A estratégia do governo federal para comercializar diretamente ao mercado a parcela de gás natural pertencente à União sofreu um novo revés. A pauta, que deveria ser deliberada pelo Conselho Nacional de Política Energética (CNPE), foi retirada da agenda pela quarta vez em dois meses, evidenciando a forte resistência da Petrobras em ceder o acesso às suas infraestruturas de escoamento e processamento no pré-sal.
Atualmente, a estatal absorve esses volumes de gás em suas operações sob contratos de modelos antigos, pagando valores que o mercado classifica como irrisórios. Enquanto o impasse persiste, a Petrobras mantém o controle sobre a destinação do insumo, consolidando uma posição que, embora estrategicamente vantajosa para a companhia, frustra as tentativas do Ministério de Minas e Energia de ampliar a competitividade no setor.
Resistência institucional e o papel da infraestrutura
O cerne da disputa reside no acesso às chamadas infraestruturas essenciais. O governo busca viabilizar que a Pré-Sal Petróleo SA (PPSA) atue como agente comercializador, permitindo a realização de leilões competitivos. Para isso, seria necessária uma cessão remunerada das instalações operadas pela Petrobras e suas sócias, como Shell e Galp.
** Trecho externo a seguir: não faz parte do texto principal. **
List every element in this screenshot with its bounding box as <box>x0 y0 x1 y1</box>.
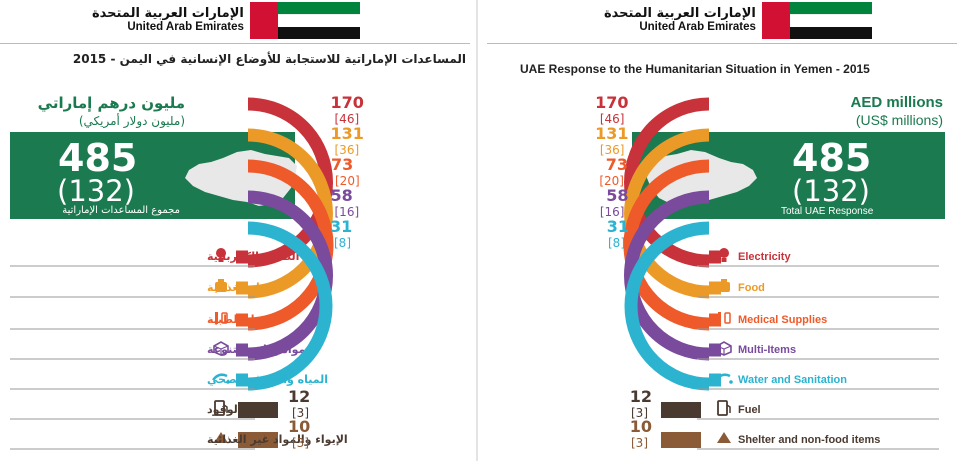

A estatal, contudo, tem atuado nos bastidores para impedir que dispositivos que poderiam configurar infrações concorrenciais avancem em resoluções do CNPE.
Essa não é a primeira vez que a Petrobras impõe barreiras a mudanças estruturais. No ano passado, a tentativa do governo de incluir a definição de tarifas de acesso na Medida Provisória 1.304/2025 foi neutralizada durante a tramitação no Congresso Nacional. A oposição da empresa permanece firme, dificultando a criação de um ambiente de livre acesso não discriminatório a terceiros.
Disputa pelo uso do gás em fertilizantes
Além da comercialização, o destino do gás da União tornou-se um ponto de divergência política. O Ministério de Minas e Energia e o Ministério da Agricultura defendem o direcionamento do insumo para a produção de fertilizantes e para a indústria química. O ministro Alexandre Silveira tem sido um dos principais entusiastas da medida, visando o fortalecimento da produção nacional e o atendimento a polos industriais no interior do país.
Em contrapartida, a presidente da Petrobras, Magda Chambriard, argumenta que a própria estatal já possui um plano robusto de reativação de seu parque de fertilizantes. Com o anúncio de estudos para duplicar a capacidade de unidades em estados como Paraná, Sergipe, Bahia e Mato Grosso do Sul, a empresa sustenta que não seria necessário o direcionamento adicional de gás da União para iniciativas privadas, reforçando a centralização da cadeia produtiva sob seu guarda-chuva.
Crescimento dos volumes disponíveis
A pressão por uma definição sobre os leilões aumenta conforme o volume de gás da União cresce, impulsionado pela valorização do barril de petróleo tipo Brent no mercado internacional. Segundo os contratos vigentes, a alta do petróleo acelera o repasse da fatia do Estado em volumes de gás. O que antes era projetado para cerca de 300 mil m³ por dia pode saltar para mais de 1 milhão de m³ diários, com potencial de chegar a 3 milhões de m³ nos próximos anos.
Este cenário eleva a relevância econômica dos leilões da PPSA, tornando o tema uma peça-chave para a política energética nacional. Enquanto o CNPE hesita, a Agência Nacional do Petróleo, Gás Natural e Biocombustíveis (ANP) segue como o próximo palco de embates. Após pedidos de vista do diretor-geral Artur Watt, a agência deve retomar a discussão sobre o acesso não discriminatório às infraestruturas em reunião agendada para sexta-feira (10), conforme detalhado pela Agência iNFRA.